At the time of his trial, DeLuna claimed that Carlos Hernandez, a man who closely resembled him – and who matched the initial description of a witness who came face-to-face with the killer – had committed the murder.  Prosecutors derided his claim as a “lie” and told jurors that there was no Carlos Hernandez.  In upholding the conviction and death sentence on appeal, multiple courts said the same thing – Carlos Hernandez did not exist.  Yet evidence uncovered years after DeLuna’s execution and presented here in painstaking detail reveals not only that Carlos Hernandez existed, but was well-known to police and prosecutors at the time of trial and had a long history of violent crimes similar to the one for which DeLuna was executed. Hernandez’s violence against young Hispanic women in Corpus Christi continued after his “tocayo” (namesake or twin), Carlos DeLuna, went to death row and was executed.
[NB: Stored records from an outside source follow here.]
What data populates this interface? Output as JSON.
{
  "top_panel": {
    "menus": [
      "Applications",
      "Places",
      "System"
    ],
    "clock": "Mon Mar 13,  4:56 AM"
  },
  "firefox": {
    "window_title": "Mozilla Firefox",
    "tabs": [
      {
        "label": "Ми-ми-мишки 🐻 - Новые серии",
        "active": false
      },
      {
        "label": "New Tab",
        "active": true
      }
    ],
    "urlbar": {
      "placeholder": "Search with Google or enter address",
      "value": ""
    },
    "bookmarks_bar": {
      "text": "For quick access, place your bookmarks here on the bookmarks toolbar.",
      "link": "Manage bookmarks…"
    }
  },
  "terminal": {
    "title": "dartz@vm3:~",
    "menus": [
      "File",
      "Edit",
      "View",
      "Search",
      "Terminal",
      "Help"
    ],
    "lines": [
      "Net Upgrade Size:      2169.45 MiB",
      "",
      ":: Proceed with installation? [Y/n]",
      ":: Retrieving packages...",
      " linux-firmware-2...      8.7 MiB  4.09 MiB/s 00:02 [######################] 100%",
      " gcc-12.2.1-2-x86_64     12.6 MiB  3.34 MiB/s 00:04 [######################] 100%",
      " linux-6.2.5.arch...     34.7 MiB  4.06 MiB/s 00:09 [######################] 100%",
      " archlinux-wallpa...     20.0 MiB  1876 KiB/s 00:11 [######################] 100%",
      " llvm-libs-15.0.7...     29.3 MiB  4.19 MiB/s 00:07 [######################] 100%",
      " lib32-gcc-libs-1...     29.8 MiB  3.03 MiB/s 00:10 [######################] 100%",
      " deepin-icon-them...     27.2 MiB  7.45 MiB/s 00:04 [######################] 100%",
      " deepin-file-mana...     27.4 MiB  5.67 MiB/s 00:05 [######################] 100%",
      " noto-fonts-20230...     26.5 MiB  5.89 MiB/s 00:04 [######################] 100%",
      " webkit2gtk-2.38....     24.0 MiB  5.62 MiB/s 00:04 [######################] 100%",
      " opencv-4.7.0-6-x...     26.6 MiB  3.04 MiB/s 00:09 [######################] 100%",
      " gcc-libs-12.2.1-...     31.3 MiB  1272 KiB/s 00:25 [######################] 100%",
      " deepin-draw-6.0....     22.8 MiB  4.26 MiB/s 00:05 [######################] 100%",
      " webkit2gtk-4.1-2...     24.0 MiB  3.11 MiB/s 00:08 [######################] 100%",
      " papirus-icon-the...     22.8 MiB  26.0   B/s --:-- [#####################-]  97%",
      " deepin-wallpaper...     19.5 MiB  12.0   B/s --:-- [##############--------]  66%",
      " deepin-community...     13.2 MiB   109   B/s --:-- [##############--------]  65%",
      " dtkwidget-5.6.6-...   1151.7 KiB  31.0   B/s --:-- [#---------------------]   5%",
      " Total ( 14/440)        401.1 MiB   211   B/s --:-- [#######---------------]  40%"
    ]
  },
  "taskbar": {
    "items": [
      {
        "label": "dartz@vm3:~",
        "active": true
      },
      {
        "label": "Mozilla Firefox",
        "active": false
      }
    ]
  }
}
“The institutions meant to protect public safety and promote justice failed utterly in this case,” said Kristin Houlé, Executive Director of the Texas Coalition to Abolish the Death Penalty.  “They not only failed to provide Carlos DeLuna with a fair chance to defend his life but they also failed the community by leaving another suspect – a dangerous man with a history of violence – free to terrorize more innocent victims.”

Now, nearly 25 years since Carlos DeLuna’s wrongful execution, Texas is steadily moving away from use of the death penalty as prosecutors and juries embrace alternatives that punish the truly guilty and protect society.  Last year, the state carried the fewest executions since 1996 and death sentences in Texas remained at a historic low level, when just eight people were sentenced to death statewide.  Overall, new death sentences in Texas have declined more than 70% since 2003 and have become isolated to a small number of jurisdictions.

Yet the flaws and failures that were starkly evident in the case of Carlos DeLuna still persist in today’s imperfect system.  Since 1973, 140 people – including 12 in Texas – have been exonerated from death rows nationwide due to evidence of their wrongful conviction.  The cases of Cameron Todd Willingham, Claude Jones, Gary Graham, and Ruben Cantu also have raised serious questions about the risk of wrongful executions in Texas.

“This article is appearing at a critical time, as concerns about the risk of wrongful conviction continue to call into question the reliability and fairness of the state’s death penalty system,” said Houlé. “Attitudes toward the death penalty are shifting as public confidence in the ultimate punishment continues to erode. TCADP urges all concerned citizens, community leaders, and elected officials to use Los Tocayos Carlos as an opportunity to confront the realities of this irreversible punishment and reconsider the wisdom, efficacy, and virtue of the death penalty as a means of achieving justice.”

Los Tocayos Carlos: An Anatomy of a Wrongful Execution is based on an 18-month investigation by Columbia Law School Professor James Liebman and a team of students. The article and accompanying materials can be accessed at www.thewrongcarlos.net.